This is the complete reference for every chaos engineering scenario available in SysSimulator. For each scenario you'll find what it simulates, which metrics it impacts, what a real production example looks like, and the mitigations that address the root cause.
The 28 scenarios span six failure categories: network, infrastructure, traffic, data layer, application, and dependency. A seventh category of MCP / AI agent scenarios unlocks when you load an agent architecture blueprint.
For the principles behind when and how to run these scenarios, see chaos engineering principles and practices. To run any scenario against your own architecture, open SysSimulator — no signup, no install.
Not all chaos scenarios are equal. Run them in this order for the highest-signal-per-experiment ratio:
| Priority | Scenario | Why first |
|---|---|---|
| 1st | Cache stampede | Exposes the most common catastrophic failure mode for web systems. Cache absorbs 90–98% of read load; its failure creates an immediate 10–50x DB load spike. |
| 2nd | Node failure | Identifies single points of failure. Run on every stateful component individually. |
| 3rd | Network partition | Exposes CAP theorem tradeoffs in practice. Where does your system prefer consistency vs availability? |
| 4th | Thundering herd | Exposes reconnection storm vulnerabilities — critical before any maintenance operation. |
| 5th | Connection pool exhaustion | Exposes the hidden constraint between your application tier and database — often invisible until it saturates. |
| 6th+ | All others | Scenario-specific, run after the five above have passed. |
Network failures are the most common production failure category. Four scenarios cover the main failure modes: added latency, dropped connectivity, intermittent packet loss, and constrained throughput.

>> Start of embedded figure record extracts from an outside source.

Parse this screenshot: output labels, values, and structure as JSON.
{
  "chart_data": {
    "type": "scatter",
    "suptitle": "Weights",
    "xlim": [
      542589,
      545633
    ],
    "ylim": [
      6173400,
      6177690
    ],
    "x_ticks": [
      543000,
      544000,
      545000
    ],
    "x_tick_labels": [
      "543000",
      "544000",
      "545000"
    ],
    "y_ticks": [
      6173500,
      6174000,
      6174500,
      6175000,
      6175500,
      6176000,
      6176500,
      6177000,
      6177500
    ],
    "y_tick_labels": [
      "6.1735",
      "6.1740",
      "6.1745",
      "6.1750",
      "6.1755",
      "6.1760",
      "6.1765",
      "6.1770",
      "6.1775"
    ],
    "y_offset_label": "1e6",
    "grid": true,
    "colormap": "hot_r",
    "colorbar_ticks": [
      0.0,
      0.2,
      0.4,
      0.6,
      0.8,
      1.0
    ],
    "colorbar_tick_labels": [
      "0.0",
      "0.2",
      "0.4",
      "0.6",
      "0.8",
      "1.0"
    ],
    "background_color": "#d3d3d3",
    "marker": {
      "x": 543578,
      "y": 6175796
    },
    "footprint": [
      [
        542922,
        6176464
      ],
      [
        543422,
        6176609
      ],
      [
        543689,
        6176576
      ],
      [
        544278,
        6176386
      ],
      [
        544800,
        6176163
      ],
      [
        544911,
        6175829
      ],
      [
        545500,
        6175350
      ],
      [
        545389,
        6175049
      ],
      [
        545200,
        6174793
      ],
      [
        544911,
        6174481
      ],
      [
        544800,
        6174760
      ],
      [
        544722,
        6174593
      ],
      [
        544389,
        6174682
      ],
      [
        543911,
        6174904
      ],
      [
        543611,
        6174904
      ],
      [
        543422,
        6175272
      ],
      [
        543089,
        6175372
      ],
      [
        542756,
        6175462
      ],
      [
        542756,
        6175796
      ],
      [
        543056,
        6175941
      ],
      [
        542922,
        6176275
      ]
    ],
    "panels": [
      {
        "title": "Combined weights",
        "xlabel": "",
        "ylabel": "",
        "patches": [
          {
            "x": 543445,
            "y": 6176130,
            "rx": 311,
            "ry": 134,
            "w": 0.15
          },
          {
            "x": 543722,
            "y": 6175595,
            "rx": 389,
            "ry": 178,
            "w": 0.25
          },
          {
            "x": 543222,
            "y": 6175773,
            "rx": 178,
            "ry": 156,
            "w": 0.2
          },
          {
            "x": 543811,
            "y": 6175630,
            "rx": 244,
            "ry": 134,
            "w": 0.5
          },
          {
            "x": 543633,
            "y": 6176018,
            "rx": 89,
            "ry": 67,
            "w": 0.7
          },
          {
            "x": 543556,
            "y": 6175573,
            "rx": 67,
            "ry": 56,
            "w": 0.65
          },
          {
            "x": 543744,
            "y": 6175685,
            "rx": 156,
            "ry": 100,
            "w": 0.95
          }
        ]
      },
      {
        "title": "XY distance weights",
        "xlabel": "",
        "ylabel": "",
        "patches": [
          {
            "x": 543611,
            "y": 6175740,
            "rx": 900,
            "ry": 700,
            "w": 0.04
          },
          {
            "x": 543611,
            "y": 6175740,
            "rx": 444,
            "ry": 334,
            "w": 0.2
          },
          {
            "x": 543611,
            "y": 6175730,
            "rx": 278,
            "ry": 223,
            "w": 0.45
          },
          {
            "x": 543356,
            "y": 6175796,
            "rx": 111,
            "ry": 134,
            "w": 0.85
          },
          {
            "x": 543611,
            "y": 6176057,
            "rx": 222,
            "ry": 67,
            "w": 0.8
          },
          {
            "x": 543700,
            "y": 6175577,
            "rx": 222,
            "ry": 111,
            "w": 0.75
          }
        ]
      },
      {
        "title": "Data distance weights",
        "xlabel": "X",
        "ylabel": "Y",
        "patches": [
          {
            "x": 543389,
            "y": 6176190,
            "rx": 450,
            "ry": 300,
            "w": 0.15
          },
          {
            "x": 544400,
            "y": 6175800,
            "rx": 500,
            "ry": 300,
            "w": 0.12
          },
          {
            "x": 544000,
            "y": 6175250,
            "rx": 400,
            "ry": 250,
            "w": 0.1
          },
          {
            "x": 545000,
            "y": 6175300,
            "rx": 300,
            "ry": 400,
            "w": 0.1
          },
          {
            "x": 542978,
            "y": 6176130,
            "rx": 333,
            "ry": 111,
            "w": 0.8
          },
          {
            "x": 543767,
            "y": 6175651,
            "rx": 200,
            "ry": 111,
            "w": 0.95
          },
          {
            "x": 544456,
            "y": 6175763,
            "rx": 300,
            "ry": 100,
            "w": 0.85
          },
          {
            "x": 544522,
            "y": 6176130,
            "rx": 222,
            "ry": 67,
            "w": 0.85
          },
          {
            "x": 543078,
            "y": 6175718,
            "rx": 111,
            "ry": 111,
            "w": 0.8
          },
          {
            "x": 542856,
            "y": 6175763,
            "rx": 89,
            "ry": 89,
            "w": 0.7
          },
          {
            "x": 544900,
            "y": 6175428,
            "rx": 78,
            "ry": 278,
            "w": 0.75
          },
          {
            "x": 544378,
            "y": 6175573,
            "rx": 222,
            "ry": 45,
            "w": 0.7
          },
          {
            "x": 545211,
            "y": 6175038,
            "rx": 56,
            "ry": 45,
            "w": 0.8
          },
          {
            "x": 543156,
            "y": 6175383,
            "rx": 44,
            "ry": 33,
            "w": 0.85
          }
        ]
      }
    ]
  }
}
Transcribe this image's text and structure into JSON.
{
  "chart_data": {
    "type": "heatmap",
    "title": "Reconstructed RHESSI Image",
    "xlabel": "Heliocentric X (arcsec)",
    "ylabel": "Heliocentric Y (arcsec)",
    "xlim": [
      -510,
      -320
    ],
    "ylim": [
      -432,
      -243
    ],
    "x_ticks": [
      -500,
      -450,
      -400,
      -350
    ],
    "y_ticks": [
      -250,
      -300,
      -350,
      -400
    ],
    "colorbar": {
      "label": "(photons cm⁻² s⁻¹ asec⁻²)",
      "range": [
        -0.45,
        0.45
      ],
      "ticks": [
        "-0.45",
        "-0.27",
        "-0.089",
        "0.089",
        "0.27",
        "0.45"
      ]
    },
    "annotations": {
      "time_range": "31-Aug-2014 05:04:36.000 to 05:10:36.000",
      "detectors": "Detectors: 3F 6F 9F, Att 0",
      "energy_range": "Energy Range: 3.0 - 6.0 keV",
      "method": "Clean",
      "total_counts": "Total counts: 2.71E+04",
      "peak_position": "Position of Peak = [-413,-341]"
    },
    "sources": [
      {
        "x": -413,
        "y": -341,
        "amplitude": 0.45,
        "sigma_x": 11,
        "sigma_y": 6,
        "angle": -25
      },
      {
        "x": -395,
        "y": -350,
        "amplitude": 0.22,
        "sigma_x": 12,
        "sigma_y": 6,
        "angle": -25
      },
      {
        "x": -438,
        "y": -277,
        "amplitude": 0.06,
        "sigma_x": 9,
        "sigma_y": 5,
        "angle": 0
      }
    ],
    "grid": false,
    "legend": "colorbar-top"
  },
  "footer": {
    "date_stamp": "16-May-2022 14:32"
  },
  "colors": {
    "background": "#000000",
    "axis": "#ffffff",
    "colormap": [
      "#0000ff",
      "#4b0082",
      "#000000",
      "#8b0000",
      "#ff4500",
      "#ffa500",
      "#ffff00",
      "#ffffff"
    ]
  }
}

What it simulates: Artificial latency added to all requests through a target component — a slow upstream dependency, geographic distance, network congestion, or an overloaded downstream service.
Real-world example: A payment processor starts responding at 800ms instead of 80ms. Your checkout API is synchronous on the payment call. Five checkout requests in parallel hold five threads for 800ms each. At 10,000 RPS with 5% checkout rate, 500 threads are held simultaneously — thread pool saturation follows within seconds.
Interview application: "Your third-party payment processor starts responding slowly — walk me through the blast radius on your checkout service."
What it simulates: Complete loss of connectivity between two components — a broken switch, firewall rule change, VPC misconfiguration, or cross-availability-zone outage.
Real-world example: A firewall rule change drops all traffic between the application tier and the database. Without circuit breakers, application tier connections to the database hang until their timeout — typically 30 seconds. At 5,000 RPS with 10% DB-touching requests, 15,000 requests per 30-second window queue up and timeout. Thread pool exhaustion follows.
Interview application: "Your primary region loses connectivity to your database. You have read replicas in a secondary region. Walk me through the failover."
What it simulates: A configurable percentage of requests are dropped — not all of them, unlike a full partition. Some requests complete, some do not. Intermittent and non-deterministic.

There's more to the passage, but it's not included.